October 07, 2019

Clearing the Air

I’ve been reading “The Uninhabitable Earth: Life After Warming,” an extensively researched account of where we are headed that begins with the warning: “It is much, much worse than you think.” When I got to the chapter depressingly entitled “Unbreathable Air,” I encountered the following shocking sentence: “Pollution has been linked with increased mental illness in children and the likelihood of dementia in adults.” Now I’ve seen all kinds of things associated with dementia: head trauma, assorted medications (anticholinergic drugs, anti-anxiety drugs, and anti-ulcer drugs), aluminum. Some of those links have become well-established over time, such as head trauma. Some of have been totally debunked, such as aluminum. Others are questionable and I’ve written about them on this blog (drugs). But air pollution? This was a new one to me. 

Most likely, I figured, it would prove to be another spurious association. Probably, I thought, there was some other factor that was associated with both air pollution and dementia. The alleged connection would be like the link between washing machines and colon cancer—a favorite example of a “confounder” from my medical school epidemiology class. People who own washing machines, it turns out, do have a higher rate of colon cancer than people who don’t. But they also vary in where they live and what they eat, which is far more important than their possessing a washing machine. Surely air pollution was likewise a marker for something that did matter. But then, as I read on in Wallace’s book, I came to an even more dramatic statement: “An enormous study in Taiwan found that, for every single unit of additional air pollution, the relative risk of Alzheimer’s doubled.” This I had to look into.

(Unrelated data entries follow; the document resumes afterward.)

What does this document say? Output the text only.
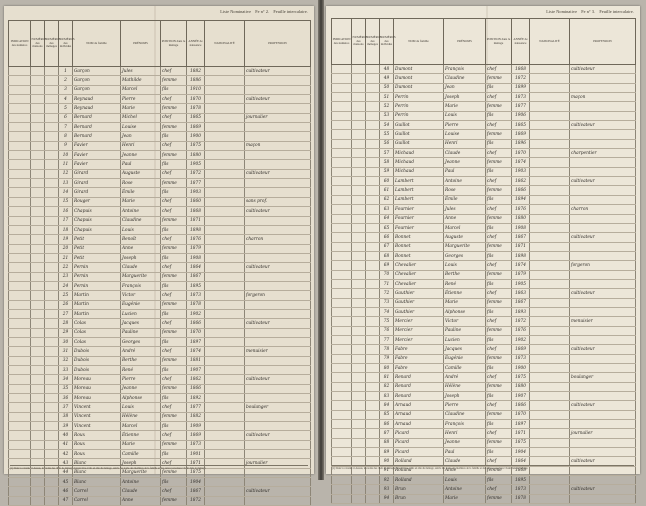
Liste Nominative Fe n° 2. Feuille intercalaire.
INDICATION des numéros	NUMÉROS des maisons	NUMÉROS des ménages	NUMÉROS des individus	NOM de famille	PRÉNOMS	POSITION dans le ménage	ANNÉE de naissance	NATIONALITÉ	PROFESSION
			1	Garçon	Jules	chef	1882		cultivateur
			2	Garçon	Mathilde	femme	1886		
			3	Garçon	Marcel	fils	1910		
			4	Reynaud	Pierre	chef	1870		cultivateur
			5	Reynaud	Marie	femme	1878		
			6	Bernard	Michel	chef	1865		journalier
			7	Bernard	Louise	femme	1869		
			8	Bernard	Jean	fils	1900		
			9	Favier	Henri	chef	1875		maçon
			10	Favier	Jeanne	femme	1880		
			11	Favier	Paul	fils	1905		
			12	Girard	Auguste	chef	1872		cultivateur
			13	Girard	Rose	femme	1877		
			14	Girard	Émile	fils	1903		
			15	Rouger	Marie	chef	1860		sans prof.
			16	Chapuis	Antoine	chef	1868		cultivateur
			17	Chapuis	Claudine	femme	1871		
			18	Chapuis	Louis	fils	1898		
			19	Petit	Benoît	chef	1876		charron
			20	Petit	Anne	femme	1879		
			21	Petit	Joseph	fils	1908		
			22	Pernin	Claude	chef	1864		cultivateur
			23	Pernin	Marguerite	femme	1867		
			24	Pernin	François	fils	1895		
			25	Martin	Victor	chef	1873		forgeron
			26	Martin	Eugénie	femme	1878		
			27	Martin	Lucien	fils	1902		
			28	Colas	Jacques	chef	1866		cultivateur
			29	Colas	Pauline	femme	1870		
			30	Colas	Georges	fils	1897		
			31	Dubois	André	chef	1874		menuisier
			32	Dubois	Berthe	femme	1881		
			33	Dubois	René	fils	1907		
			34	Moreau	Pierre	chef	1862		cultivateur
			35	Moreau	Jeanne	femme	1866		
			36	Moreau	Alphonse	fils	1892		
			37	Vincent	Louis	chef	1877		boulanger
			38	Vincent	Hélène	femme	1882		
			39	Vincent	Marcel	fils	1909		
			40	Roux	Étienne	chef	1869		cultivateur
			41	Roux	Marie	femme	1873		
			42	Roux	Camille	fils	1901		
			43	Blanc	Joseph	chef	1871		journalier
			44	Blanc	Marguerite	femme	1875		
			45	Blanc	Antoine	fils	1904		
			46	Carrel	Claude	chef	1867		cultivateur
			47	Carrel	Anne	femme	1872		
(1) Dans la colonne ci-dessus, les noms des chefs de ménage doivent être écrits en tête du ménage, suivis des noms des membres de la famille et des autres personnes vivant dans le ménage.
Liste Nominative Fe n° 3. Feuille intercalaire.
INDICATION des numéros	NUMÉROS des maisons	NUMÉROS des ménages	NUMÉROS des individus	NOM de famille	PRÉNOMS	POSITION dans le ménage	ANNÉE de naissance	NATIONALITÉ	PROFESSION
			48	Dumont	François	chef	1868		cultivateur
			49	Dumont	Claudine	femme	1872		
			50	Dumont	Jean	fils	1899		
			51	Perrin	Joseph	chef	1873		maçon
			52	Perrin	Marie	femme	1877		
			53	Perrin	Louis	fils	1906		
			54	Guillot	Pierre	chef	1865		cultivateur
			55	Guillot	Louise	femme	1869		
			56	Guillot	Henri	fils	1896		
			57	Michaud	Claude	chef	1870		charpentier
			58	Michaud	Jeanne	femme	1874		
			59	Michaud	Paul	fils	1903		
			60	Lambert	Antoine	chef	1862		cultivateur
			61	Lambert	Rose	femme	1866		
			62	Lambert	Émile	fils	1894		
			63	Fournier	Jules	chef	1876		charron
			64	Fournier	Anne	femme	1880		
			65	Fournier	Marcel	fils	1908		
			66	Bonnet	Auguste	chef	1867		cultivateur
			67	Bonnet	Marguerite	femme	1871		
			68	Bonnet	Georges	fils	1898		
			69	Chevalier	Louis	chef	1874		forgeron
			70	Chevalier	Berthe	femme	1879		
			71	Chevalier	René	fils	1905		
			72	Gauthier	Étienne	chef	1863		cultivateur
			73	Gauthier	Marie	femme	1867		
			74	Gauthier	Alphonse	fils	1893		
			75	Mercier	Victor	chef	1872		menuisier
			76	Mercier	Pauline	femme	1876		
			77	Mercier	Lucien	fils	1902		
			78	Fabre	Jacques	chef	1869		cultivateur
			79	Fabre	Eugénie	femme	1873		
			80	Fabre	Camille	fils	1900		
			81	Renard	André	chef	1875		boulanger
			82	Renard	Hélène	femme	1880		
			83	Renard	Joseph	fils	1907		
			84	Arnaud	Pierre	chef	1866		cultivateur
			85	Arnaud	Claudine	femme	1870		
			86	Arnaud	François	fils	1897		
			87	Picard	Henri	chef	1871		journalier
			88	Picard	Jeanne	femme	1875		
			89	Picard	Paul	fils	1904		
			90	Rolland	Claude	chef	1864		cultivateur
			91	Rolland	Anne	femme	1868		
			92	Rolland	Louis	fils	1895		
			93	Brun	Antoine	chef	1873		cultivateur
			94	Brun	Marie	femme	1878		
(1) Dans la colonne ci-dessus, les noms des chefs de ménage doivent être écrits en tête du ménage, suivis des noms des membres de la famille et des autres personnes vivant dans le ménage.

The “enormous study in Taiwan” was published in a minor but respectable journal, the Journal of Alzheimer’s Disease in 2015. It was large: it was a cohort study of 95,690 adults aged 65 and older followed prospectively for 10 years beginning in 2001. Not only was it large, but it was a random sample drawn from Taiwan’s National Insurance Research Database comprised of 23 million people, or 99 percent of the entire Taiwanese population. Moreover, Taiwan has 70 EPA monitoring stations distributed over the island, allowing it to have reasonably accurate measures of both ozone exposure and small (less than 2.5 micrometers) particulate measure. Finally, the population is fairly stable over time, allowing for fairly good estimates of exposure based on home address. The conclusion? The risk of newly diagnosed Alzheimer’s disease (adjusting relevant co-morbidities such as stroke, hypertension, and diabetes) rose steadily with the rate of exposure to ozone or small particulate matter—going up, for example by 211 percent for each 10.91 ppb increase in ozone.

Taiwan isn’t the only place where a relationship between air pollution and dementia has been discovered. In 2017, a similar study entitled “Exposure to Ambient Air Pollution and the Incidence of Dementia: A Cohort Study,” appeared in Environmental International. Carried out in Ontario, Canada and involving a cohort of just over two million adults, this analysis attributed just over six percent of all dementia cases to air pollution. 

Neither study is conclusive, but they’re awfully suggestive. I wondered if there had been any further work on this subject since Wallace wrote his book. Lo and behold, a systematic review was just published by Peters et al from Australia, also in the Journal of Alzheimer’s Disease. These authors found thirteen reasonably well-conducted studies bearing on the question. They concluded that small particulate matter (containing nitrogen) and carbon monoxide are both associated with an increased risk of dementia. 

These reports are very disturbing in light of the Trump administration’s systematic assault on air pollution regulation. According to an article just published in the New York Times, 85 environmental rules are being rolled back, including 24 in the arena of air pollution. Of these 24, 10 have already been undone and another 14 are “in process.” 

We already know that climate change will have an enormous impact on health, principally through its multitudinous indirect effects—for example, by causing drought, which in turn affects agricultural productivity, which in turn results in death. Now there may be another health risk to add to the list of adverse effects of environmental harm. Dementia is such an enormous public health problem that even measures that only slightly affect the risk of developing this devastating condition may be worthwhile. But the good news is that air pollution is an area where we can intervene. We even know how to. The last thing we should be doing is unraveling the progress we have made. So, speak up, tell your senators and representatives to act, and vote wisely to decrease the pollution that threatens us all.